5. The ultrasonic process parameter control system according to claim 2, characterized in that: The back propagation neural network model includes a first propagation layer, a second propagation layer and a loss function, wherein, The first propagation layer generates a first prediction result according to input data of the back propagation neural network model, wherein the input data includes stress data and deformation data in a training data set; The second propagation layer generates a second prediction result according to the first prediction result; The loss function calculates an error based on the second prediction result and the ultrasonic process parameters of the training data set, passes the error back to the input of the back propagation neural network model, and updates the model parameters of the neural network model based on the error until the loss function converges.

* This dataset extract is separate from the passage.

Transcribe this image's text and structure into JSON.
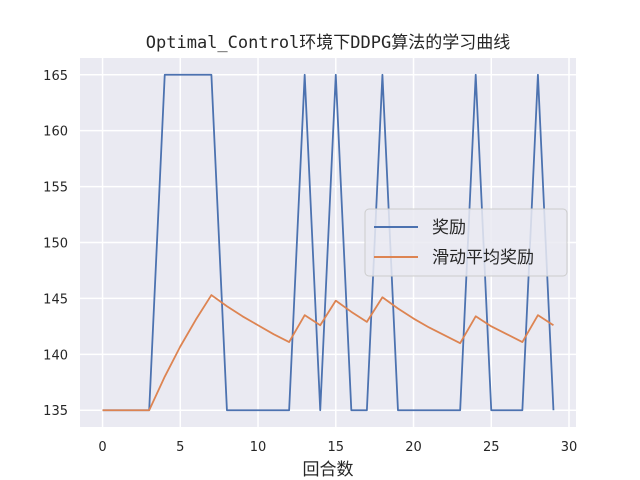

6. The ultrasonic process parameter control system according to claim 5, characterized in that: The first propagation layer and the second propagation layer have the same propagation layer structure, wherein the propagation layer structure includes: multiple hidden layers, nonlinear activation functions and fully connected layers, wherein, The multi-layer hidden layer is used to extract and transform the input data of the back propagation neural network model; The nonlinear activation function is used to introduce nonlinear characteristics to the output data of the multi-layer hidden layer; The fully connected layer is used to output the prediction result.
7. The ultrasonic process parameter control system according to claim 5, characterized in that: The updating of the model parameters of the back propagation neural network model according to the error comprises: Calculating a model gradient of the back propagation neural network model based on the error; The model parameters of the back propagation neural network model are updated based on the model gradient and a preset learning rate.
8. A method for controlling ultrasonic process parameters, characterized in that: The method is implemented based on the ultrasonic process parameter control system according to any one of claims 1 to 7, and comprises the following steps: Obtain stress and deformation data of welded parts; Processing the stress data and the deformation data, and determining adjusted ultrasonic process parameters using a back propagation neural network model, the processed stress data and the deformation data; A control signal is generated based on the adjusted ultrasonic process parameters and sent to a controller, which adjusts the ultrasonic process parameters of the ultrasonic welding system based on the control signal.
9. A computer-readable storage medium having a computer program or instruction stored thereon, characterized in that: The computer program or instruction is executed by a processor to implement the ultrasonic process parameter control method according to claim 8.
10. A computer program product comprising a computer program or instructions, characterized in that When the computer program or instruction is executed, the ultrasonic process parameter control method according to claim 8 is implemented.